Atkins brought the idea back to Colby and bounced it off of Edwin Torres, who went to an all- boys high school and missed the "camaraderie, brotherhood and support" that he had with his friends and classmates in high school. Since then, Torres has taken the reign and Atkins describes his role as faculty adviser as such: "I am an observer and an admirer of the sort of courage that these guys have to do what a lot of men might think is kind of corny....I'm a fan and a supporter right now and they just come to me with questions and for advice."
After many revisions of the club's constitution, it was approved to join the Pugh Center. The club was originally the Gentlemen of Color, until one day Torres and Atkins were in Pulver showing their new constitution off to a friend who responded, as Atkins put it, "too bad I can't join because I'm a white student." The word "color" was not the important part of the name, but rather the word "gentleman," and the founders wanted to make sure the name didn't discourage any potential participants.

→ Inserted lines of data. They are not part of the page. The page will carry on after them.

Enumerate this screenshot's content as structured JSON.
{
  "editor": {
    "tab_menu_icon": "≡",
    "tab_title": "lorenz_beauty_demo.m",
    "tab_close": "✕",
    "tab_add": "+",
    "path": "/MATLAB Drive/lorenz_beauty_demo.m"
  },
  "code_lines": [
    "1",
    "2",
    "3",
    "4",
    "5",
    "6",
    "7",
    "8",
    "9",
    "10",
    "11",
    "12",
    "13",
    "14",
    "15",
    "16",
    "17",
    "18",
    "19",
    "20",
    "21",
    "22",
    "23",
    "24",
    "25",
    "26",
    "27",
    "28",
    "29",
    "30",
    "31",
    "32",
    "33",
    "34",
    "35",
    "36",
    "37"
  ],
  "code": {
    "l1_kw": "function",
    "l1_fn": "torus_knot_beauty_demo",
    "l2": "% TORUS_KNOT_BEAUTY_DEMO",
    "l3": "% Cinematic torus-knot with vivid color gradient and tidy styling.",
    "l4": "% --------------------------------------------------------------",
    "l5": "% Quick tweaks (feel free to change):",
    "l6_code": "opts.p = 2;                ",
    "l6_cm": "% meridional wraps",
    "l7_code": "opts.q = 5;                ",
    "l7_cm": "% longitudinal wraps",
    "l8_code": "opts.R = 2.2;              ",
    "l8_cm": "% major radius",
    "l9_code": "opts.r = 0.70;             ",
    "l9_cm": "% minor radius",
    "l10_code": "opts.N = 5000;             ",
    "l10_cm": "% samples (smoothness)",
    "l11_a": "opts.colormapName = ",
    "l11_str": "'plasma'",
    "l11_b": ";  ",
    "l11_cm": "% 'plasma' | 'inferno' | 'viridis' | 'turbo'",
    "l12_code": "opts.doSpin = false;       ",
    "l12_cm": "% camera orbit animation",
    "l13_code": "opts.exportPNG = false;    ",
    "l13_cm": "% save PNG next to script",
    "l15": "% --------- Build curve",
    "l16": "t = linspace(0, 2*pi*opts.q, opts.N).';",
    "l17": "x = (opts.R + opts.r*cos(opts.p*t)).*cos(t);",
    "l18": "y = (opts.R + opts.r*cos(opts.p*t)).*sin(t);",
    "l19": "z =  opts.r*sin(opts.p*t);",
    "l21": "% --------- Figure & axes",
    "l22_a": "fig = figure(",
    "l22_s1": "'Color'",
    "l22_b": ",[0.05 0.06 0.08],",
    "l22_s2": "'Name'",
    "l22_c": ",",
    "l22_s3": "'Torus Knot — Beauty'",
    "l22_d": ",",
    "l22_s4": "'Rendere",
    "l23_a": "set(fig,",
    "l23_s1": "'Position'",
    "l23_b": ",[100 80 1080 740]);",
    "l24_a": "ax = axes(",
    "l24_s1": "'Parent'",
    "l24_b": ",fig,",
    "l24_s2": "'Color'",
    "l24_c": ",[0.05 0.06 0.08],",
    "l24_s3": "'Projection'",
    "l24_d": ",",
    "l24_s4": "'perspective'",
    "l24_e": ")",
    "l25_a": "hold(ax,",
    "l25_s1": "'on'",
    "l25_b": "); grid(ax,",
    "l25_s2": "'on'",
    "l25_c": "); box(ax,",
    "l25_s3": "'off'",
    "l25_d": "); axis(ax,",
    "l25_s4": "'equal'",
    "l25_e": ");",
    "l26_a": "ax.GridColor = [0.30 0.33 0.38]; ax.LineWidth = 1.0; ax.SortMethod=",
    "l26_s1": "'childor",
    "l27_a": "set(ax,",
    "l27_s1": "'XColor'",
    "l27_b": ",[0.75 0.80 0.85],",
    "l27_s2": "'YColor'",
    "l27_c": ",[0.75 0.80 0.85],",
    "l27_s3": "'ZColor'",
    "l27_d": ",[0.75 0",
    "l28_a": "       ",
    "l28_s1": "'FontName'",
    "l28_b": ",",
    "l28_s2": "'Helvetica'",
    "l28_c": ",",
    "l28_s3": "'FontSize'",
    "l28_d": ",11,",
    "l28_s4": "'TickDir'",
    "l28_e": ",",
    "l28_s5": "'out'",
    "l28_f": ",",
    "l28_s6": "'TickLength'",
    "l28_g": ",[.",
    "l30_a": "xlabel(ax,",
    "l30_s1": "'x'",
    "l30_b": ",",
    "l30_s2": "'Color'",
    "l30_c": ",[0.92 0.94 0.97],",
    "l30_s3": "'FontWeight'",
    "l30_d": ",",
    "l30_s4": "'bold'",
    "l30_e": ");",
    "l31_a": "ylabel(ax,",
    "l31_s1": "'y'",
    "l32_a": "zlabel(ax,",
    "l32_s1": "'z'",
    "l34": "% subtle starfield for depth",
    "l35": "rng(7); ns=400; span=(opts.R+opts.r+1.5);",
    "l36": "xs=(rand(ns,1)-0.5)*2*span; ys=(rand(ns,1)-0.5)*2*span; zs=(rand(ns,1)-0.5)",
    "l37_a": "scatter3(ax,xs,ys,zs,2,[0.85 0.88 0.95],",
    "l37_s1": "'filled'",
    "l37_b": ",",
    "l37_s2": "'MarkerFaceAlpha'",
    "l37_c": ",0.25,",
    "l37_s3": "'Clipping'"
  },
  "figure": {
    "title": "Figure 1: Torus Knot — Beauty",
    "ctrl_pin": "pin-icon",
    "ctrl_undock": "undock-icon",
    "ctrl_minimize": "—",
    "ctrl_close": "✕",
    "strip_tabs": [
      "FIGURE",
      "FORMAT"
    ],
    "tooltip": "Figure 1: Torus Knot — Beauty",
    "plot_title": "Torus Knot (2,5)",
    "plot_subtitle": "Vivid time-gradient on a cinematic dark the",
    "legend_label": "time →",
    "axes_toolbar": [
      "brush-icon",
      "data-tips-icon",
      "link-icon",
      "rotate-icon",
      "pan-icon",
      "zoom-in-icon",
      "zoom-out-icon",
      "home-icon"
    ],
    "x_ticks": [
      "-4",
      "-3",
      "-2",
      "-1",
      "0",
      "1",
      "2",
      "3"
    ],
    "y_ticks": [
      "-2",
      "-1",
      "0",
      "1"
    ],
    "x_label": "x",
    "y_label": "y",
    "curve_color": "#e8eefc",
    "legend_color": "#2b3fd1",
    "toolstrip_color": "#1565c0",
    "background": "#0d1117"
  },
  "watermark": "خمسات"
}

The term "gentleman" and some of the club's plans are still off-putting to certain people around campus. At the club's first ever public meeting last Thursday night, the club founders welcomed all new and potential members. Representatives from the Colby Women's Group and the Colby Bridge were also in attendance. At the meeting, the members of GQ went through their list of potential events this year, a list that focuses on both social issues like men against rape and women's history month, as well as social events like a Super Bowl party.
The representatives from the Women's Group used the get-together as a forum to bring up several issues they have with GQ. In short, they are unhappy with the male-driven focus of the group and fear that events centered around sports, like a Super Bowl party, will perpetuate male stereotypes and alienate women. These concerns opened a floodgate of gender issues and a debate over whether or not it is socially responsible to have a "guys" club. The club members of GQ thanked the girls profusely for their criticism and even invited them back for a private discussion the next day.
Torres and his club are still trying to define what their club is and what they want it to become. This mission is bound to be an uphill struggle, as Atkins believes the gentleman is a dying breed. Atkins says, "it seems like it's out of vogue [to be a gentleman], like that's something that nobody would aspire to be. You want to be a player, you want to be all these other things. No--you can be a gentleman and you can be all the things that you need to be."